(542c) Surface Functionalization of Nanocrystalline Cellulose

Authors: 
Li, M., Auburn University
Tu, M., Auburn University

The chemical modification of nanocrystalline cellulose (NCC) mainly occurs on the surface by introducing functional groups to meet the needs of different applications. The chemical reactions modify the hydroxyl groups of cellulose primarily by esterification, silylation, oxidation and etherification. TEMPO (2,2,6,6-tetramethylpiperidine-1-oxyl) mediated oxidation selectively converts hydroxymethyl group into carboxylic group on the surface of cellulose, which results in a better dispersion of HCl-hydrolyzed NCC. Most of previous efforts on surface functionalization have been focused on the chemical modification of hydroxyl groups of cellulose and improve NCC dispersion in polar organic solvents or its specific mechanical applications. Few researchers have focused on the chemical modification or polymer grafting of NCC to be dispersed in non-polar solvents.

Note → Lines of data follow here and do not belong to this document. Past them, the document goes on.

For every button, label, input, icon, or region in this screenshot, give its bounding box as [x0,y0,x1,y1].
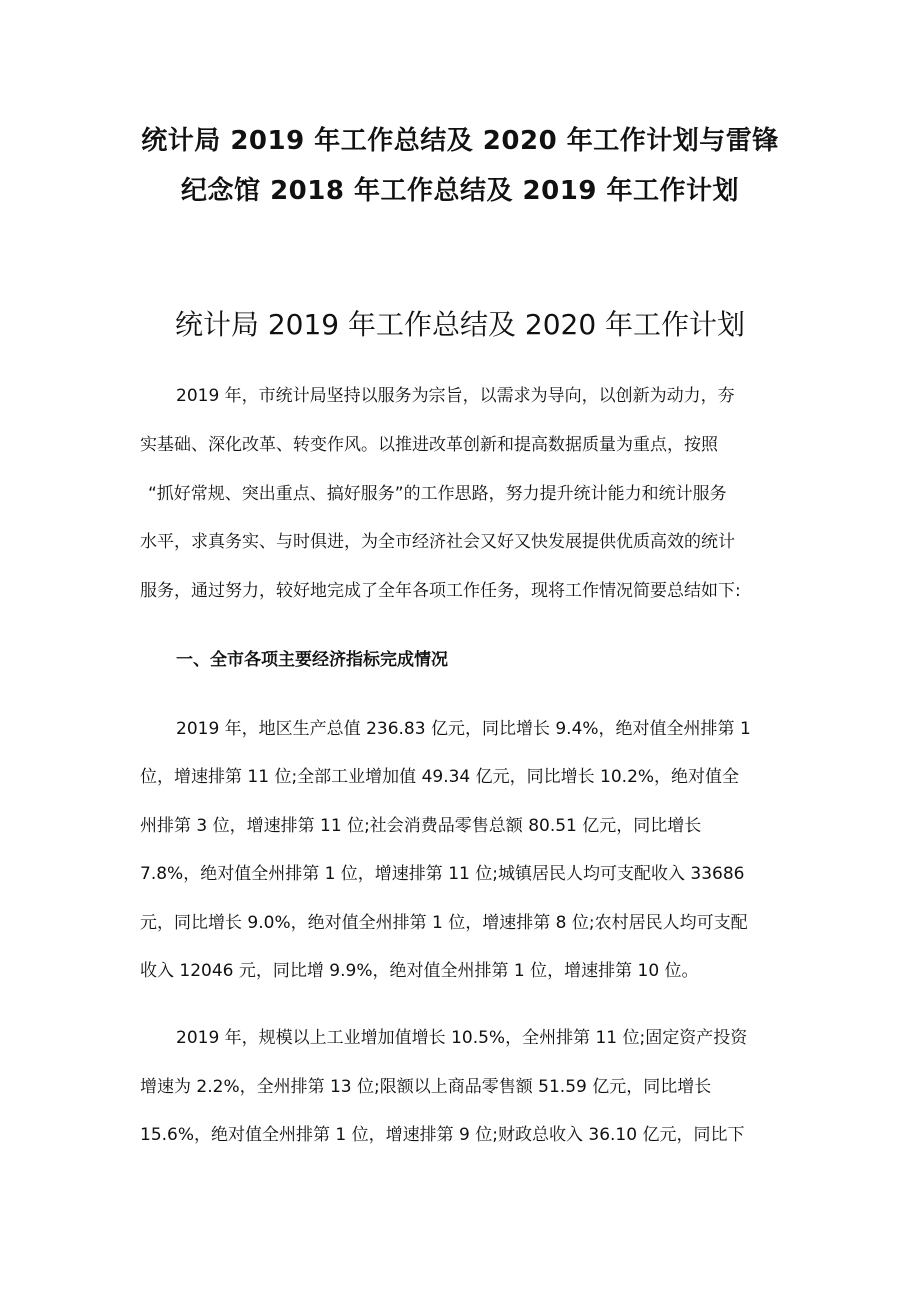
paragraph-line: 元，同比增长 9.0%，绝对值全州排第 1 位，增速排第 8 位;农村居民人均可支配 [140,913,748,933]
paragraph-line: 收入 12046 元，同比增 9.9%，绝对值全州排第 1 位，增速排第 10 位。 [140,961,699,981]
section-heading: 一、全市各项主要经济指标完成情况 [176,650,448,670]
paragraph-line: “抓好常规、突出重点、搞好服务”的工作思路，努力提升统计能力和统计服务 [148,484,727,504]
paragraph-line: 7.8%，绝对值全州排第 1 位，增速排第 11 位;城镇居民人均可支配收入 33686 [140,864,745,884]
paragraph-line: 增速为 2.2%，全州排第 13 位;限额以上商品零售额 51.59 亿元，同比增长 [140,1077,712,1097]
paragraph-line: 实基础、深化改革、转变作风。以推进改革创新和提高数据质量为重点，按照 [140,435,718,455]
title-line: 统计局 2019 年工作总结及 2020 年工作计划与雷锋 [141,126,779,156]
document-title [120,116,800,216]
section-title: 统计局 2019 年工作总结及 2020 年工作计划 [174,308,746,341]
paragraph-line: 州排第 3 位，增速排第 11 位;社会消费品零售总额 80.51 亿元，同比增长 [140,816,702,836]
paragraph-line: 2019 年，规模以上工业增加值增长 10.5%，全州排第 11 位;固定资产投资 [176,1028,748,1048]
paragraph-line: 15.6%，绝对值全州排第 1 位，增速排第 9 位;财政总收入 36.10 亿元，同比下 [140,1125,745,1145]
paragraph-line: 位，增速排第 11 位;全部工业增加值 49.34 亿元，同比增长 10.2%，绝对值全 [140,767,740,787]
paragraph-line: 2019 年，地区生产总值 236.83 亿元，同比增长 9.4%，绝对值全州排第 1 [176,719,751,739]
paragraph-line: 2019 年，市统计局坚持以服务为宗旨，以需求为导向，以创新为动力，夯 [176,386,735,406]
paragraph-line: 服务，通过努力，较好地完成了全年各项工作任务，现将工作情况简要总结如下: [140,581,741,601]
paragraph-line: 水平，求真务实、与时俱进，为全市经济社会又好又快发展提供优质高效的统计 [140,532,735,552]
title-line: 纪念馆 2018 年工作总结及 2019 年工作计划 [181,176,739,206]
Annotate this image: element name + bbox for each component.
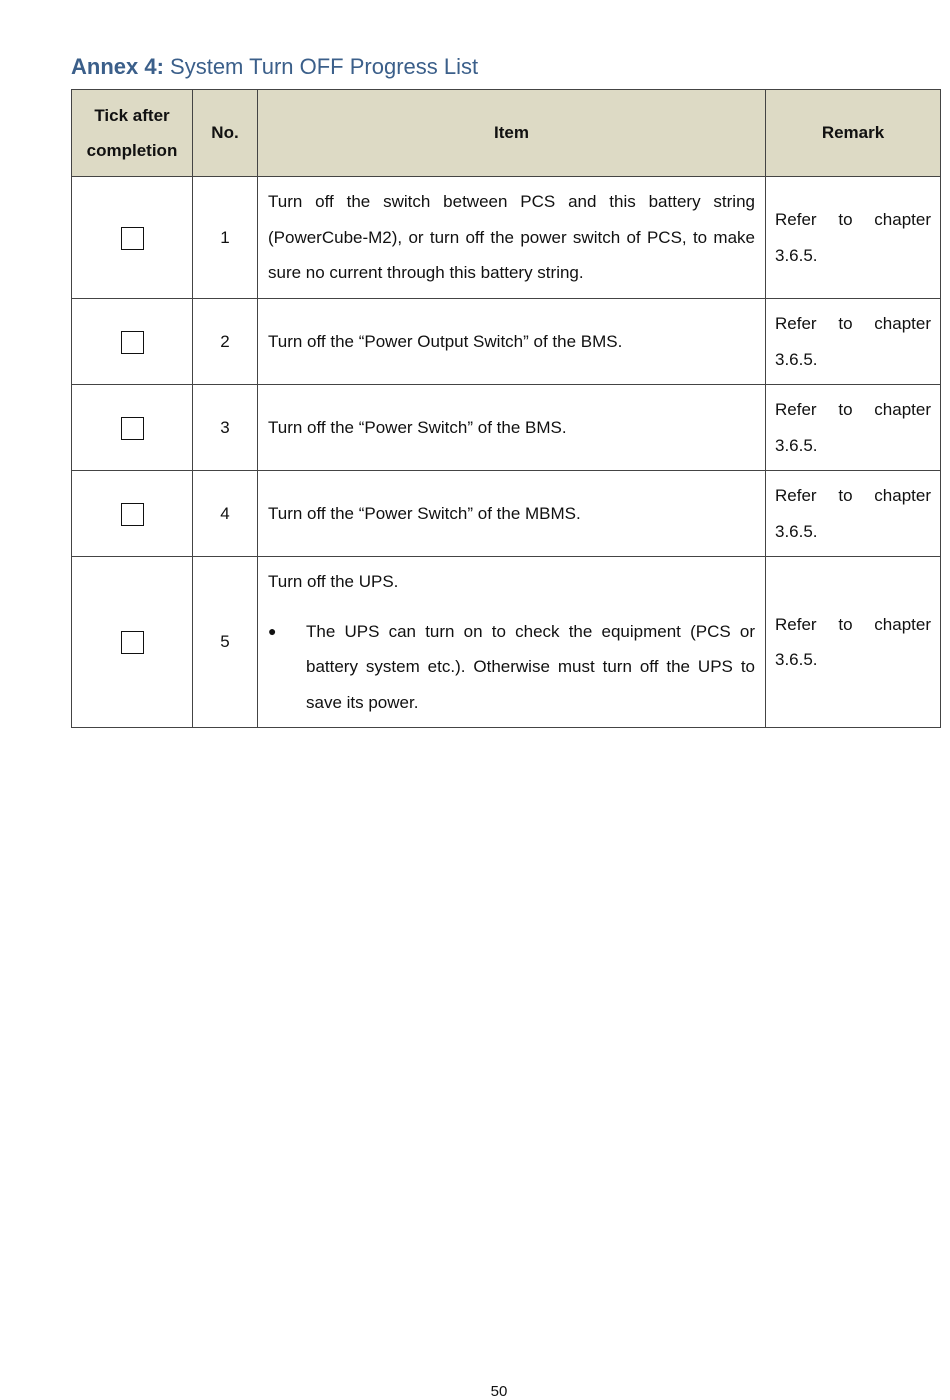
table-row (72, 557, 941, 728)
annex-heading-text: System Turn OFF Progress List (163, 54, 479, 79)
header-remark: Remark (766, 90, 941, 177)
progress-table (71, 89, 941, 728)
item-main-text: Turn off the UPS. (268, 572, 399, 591)
completion-checkbox[interactable] (121, 417, 144, 440)
header-tick: Tick after completion (72, 90, 193, 177)
item-text: Turn off the “Power Switch” of the BMS. (258, 385, 766, 471)
row-number: 3 (193, 385, 258, 471)
item-text: Turn off the switch between PCS and this battery string (PowerCube-M2), or turn off the power switch of PCS, to make sure no current through this battery string. (258, 177, 766, 299)
page-number: 50 (490, 1383, 508, 1400)
table-row (72, 385, 941, 471)
table-row (72, 471, 941, 557)
header-no: No. (193, 90, 258, 177)
row-number: 1 (193, 177, 258, 299)
remark-text: Refer to chapter 3.6.5. (766, 557, 941, 728)
item-text (258, 557, 766, 728)
row-number: 2 (193, 299, 258, 385)
remark-text: Refer to chapter 3.6.5. (766, 299, 941, 385)
remark-text: Refer to chapter 3.6.5. (766, 471, 941, 557)
row-number: 5 (193, 557, 258, 728)
remark-text: Refer to chapter 3.6.5. (766, 177, 941, 299)
row-number: 4 (193, 471, 258, 557)
item-text: Turn off the “Power Output Switch” of the BMS. (258, 299, 766, 385)
item-text: Turn off the “Power Switch” of the MBMS. (258, 471, 766, 557)
table-row (72, 177, 941, 299)
table-row (72, 299, 941, 385)
annex-label: Annex 4: (71, 54, 164, 79)
header-item: Item (258, 90, 766, 177)
bullet-item (268, 614, 755, 721)
completion-checkbox[interactable] (121, 227, 144, 250)
table-header-row (72, 90, 941, 177)
annex-title (71, 54, 478, 80)
bullet-icon: ● (268, 622, 277, 639)
remark-text: Refer to chapter 3.6.5. (766, 385, 941, 471)
bullet-text: The UPS can turn on to check the equipment (PCS or battery system etc.). Otherwise must turn off the UPS to save its power. (306, 621, 755, 712)
completion-checkbox[interactable] (121, 631, 144, 654)
completion-checkbox[interactable] (121, 503, 144, 526)
completion-checkbox[interactable] (121, 331, 144, 354)
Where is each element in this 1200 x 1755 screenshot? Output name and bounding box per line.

In this study, we will use polyisobutylene succinic anhydride (PIBSA) to graft a hydrophobic tail on the surface of NCC. The succinic anhydride can covalently bond with hydroxyl groups through esterification. In the process, NCC will react with polyisobutylene succinic anhydride (Mw ~950-1300) in toluene at 100°C for 5-30 min. Finally, the resulting nanocellulose-PIBSA will be collected via centrifugation. The grafted NCC will be dispersed in non-polar solvents by mechanical and ultrasonic mixing with the disperser homogenizer. In addition, (2-dodecen-1-yl) succinic anhydride with lower molecular weight will also be used in the polymer grafting to examine the effect of short alkyl chain on the dispersion of NCC.